SUMMARY There are competing views on sustainability which mainly stem from differences in assumptions upon which each of these views is based. Perhaps the most debated assumption is the extent to which manufactured capital and natural capital are substitutes. Neo-Malthusians, the Club of Rome, and other Stationary-State theorists fill the ranks of the legion of pessimistic economists who fear any negative changes in the total stock of natural capital. Diametrically opposed to these doomsayers stands Solow (1986) and other optimistically inclined neoclassical economists who look favourably on the ‘Backstop Technology Theory’ of resource use. Falling inconspicuously between the polar extremes, there is a third group of theorists who incorporate certain aspects of each of the other two groups in addition to employing the principles embodied by Hartwick's Rule. The term sustainable development (SD) is also subject to considerable debate. This paper examines various concepts of sustainability and SD. Policy makers need operational guidelines to help them determine the degree to which these concepts are useful in specific situations. The paper addresses this need by focusing on forest resources in general and those of California in particular.
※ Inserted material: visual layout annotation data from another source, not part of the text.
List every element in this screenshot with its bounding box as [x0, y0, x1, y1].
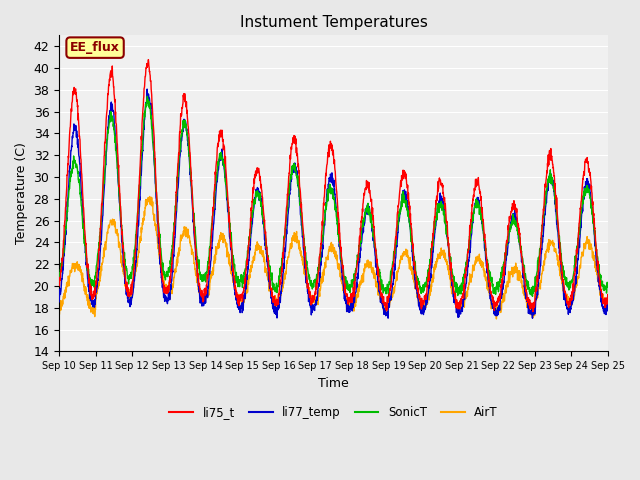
Y-axis label: Temperature (C): Temperature (C): [15, 143, 28, 244]
X-axis label: Time: Time: [318, 377, 349, 390]
Text: EE_flux: EE_flux: [70, 41, 120, 54]
Legend: li75_t, li77_temp, SonicT, AirT: li75_t, li77_temp, SonicT, AirT: [164, 401, 502, 424]
Title: Instument Temperatures: Instument Temperatures: [239, 15, 428, 30]
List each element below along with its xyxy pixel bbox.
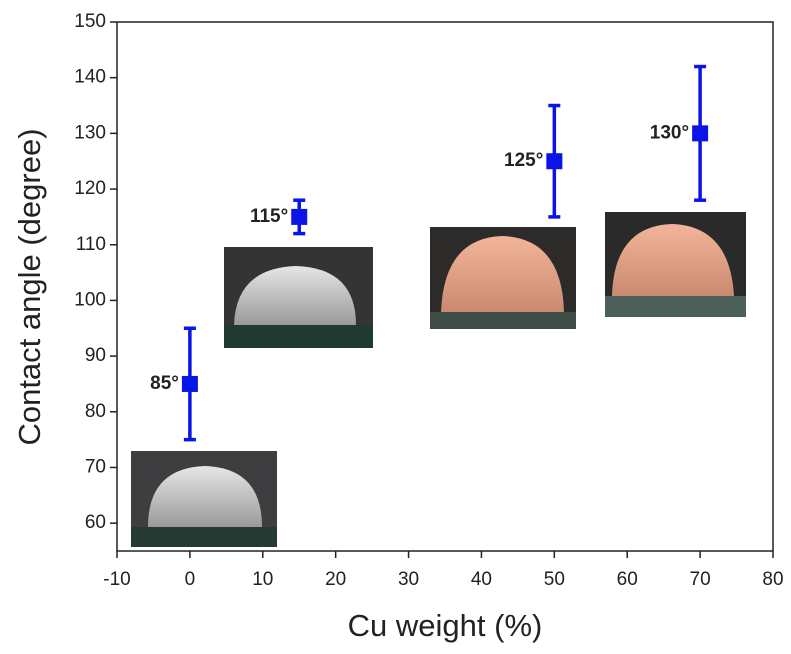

A simulation/linear programming forest resource assessment model was applied to California's private forests to demonstrate that strict decade-to-decade ‘even-flow’ stability of production may result in lower aggregate levels of output over a prolonged planning period, with ending levels of the stock resource that are scarcely greater than when output is permitted to vary over the planning period. The model was also used to show that greater levels of output and ending stocks are possible when the land base for sustainability assessment is not a restrictively small geographical area or a single class of ownership. The application of the concepts becomes significantly more complex when amenity values and public ownership are considered.